La questione satira a Sanremo, assicura Masi, sarà portata in Cda già giovedì: nemmeno i super ascolti bastano?
Ci si occupa di tutto tranne che del Festival. Si usa il festival per parlar d’altro. Sanremo è una trasmissione televisiva di canzoni che fanno una gara.

Gramsci sul primo canale: eversivo?
Per niente.

Garimberti ha detto che quando è apparsa l’immagine del fondatore dell’Unità a qualcuno è venuto lo sturbo. Visto qualcosa dal palco?
Non mi pare. Però prima che apparisse in grafica l’autore del testo, vedevo grandi segni d’assenso. Forse non hanno letto abbastanza Gramsci.

Era un atto d’accusa contro l’indifferenza degli italiani?
Certo: c’è molta preoccupazione, più che giustificata, per il momento difficilissimo che il Paese sta attraversando.

Quando avete saputo che Benigni avrebbe partecipato, avete detto: “Non faremo un pezzo comico. Sarebbe come fare un film porno dopo Rocco Siffredi. Non vorremmo che le nostre misure fossero paragonate a quelle di un grande maestro”.
Il monologo di Benigni mi ha stupito, perché prima guardavo alla serata dell’Unità in maniera diversa. Dopo, mi è sembrata molto più importante. È stato bravissimo: ha convinto me, uno che pensava fosse una pomposa vaccata. E con me, immagino, moltissimi altri.

Credo che vivere voglia dire essere partigiani”, Antonio Gramsci. E tu?
Io direi anche “Libertà è partecipazione”. Conosco meglio Gaber di Gramsci.

Ti sei sottratto soprattutto all’idea di essere etichettato politicamente. Anarchico va bene?
No. Perché anche quella è una categoria. Ho delle idee, non le nascondo. Poi il filtro della comicità le fa venir fuori. Facendo ridere le persone di se stesse, non di Berlusconi. Io sono solo un cittadino che crede nelle istituzioni. Per questo vado a votare.
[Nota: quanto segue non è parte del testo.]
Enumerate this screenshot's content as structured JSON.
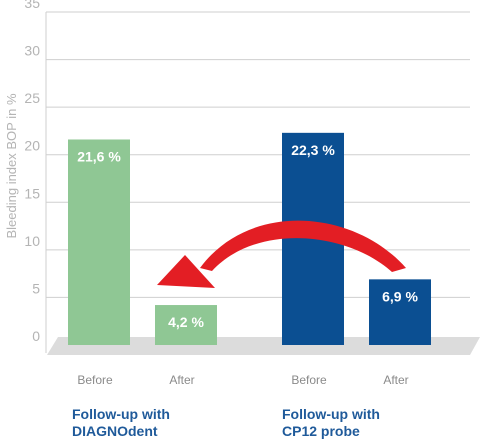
{
  "chart_data": {
    "type": "bar",
    "ylabel": "Bleeding index BOP in %",
    "ylim": [
      0,
      35
    ],
    "yticks": [
      "0",
      "5",
      "10",
      "15",
      "20",
      "25",
      "30",
      "35"
    ],
    "grid": true,
    "categories": [
      "Before",
      "After",
      "Before",
      "After"
    ],
    "values": [
      21.6,
      4.2,
      22.3,
      6.9
    ],
    "value_labels": [
      "21,6 %",
      "4,2 %",
      "22,3 %",
      "6,9 %"
    ],
    "bar_colors": [
      "#8fc794",
      "#8fc794",
      "#0b4f92",
      "#0b4f92"
    ],
    "groups": [
      {
        "name_line1": "Follow-up with",
        "name_line2": "DIAGNOdent"
      },
      {
        "name_line1": "Follow-up with",
        "name_line2": "CP12 probe"
      }
    ],
    "arrow_color": "#e31e24"
  }
}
Dal palco, la sera dei 150 anni, avete fatto un appello alla responsabilità civile. Convinci uno che al seggio non ci va.
Sono vent’anni che cerco di convincere mio fratello a votare e non ci riesco. Temo di non essere molto bravo. Ma a me sembra così giusto, così bello, votare. Io sono diffidente verso le manifestazioni di piazza, hanno veramente significato solo nei regimi. L’Italia non è l’Egitto o la Libia. E poi, dal ’94 a oggi, le manifestazioni contro Berlusconi non sono servite a nulla. Il voto invece sì, eccome, se serve.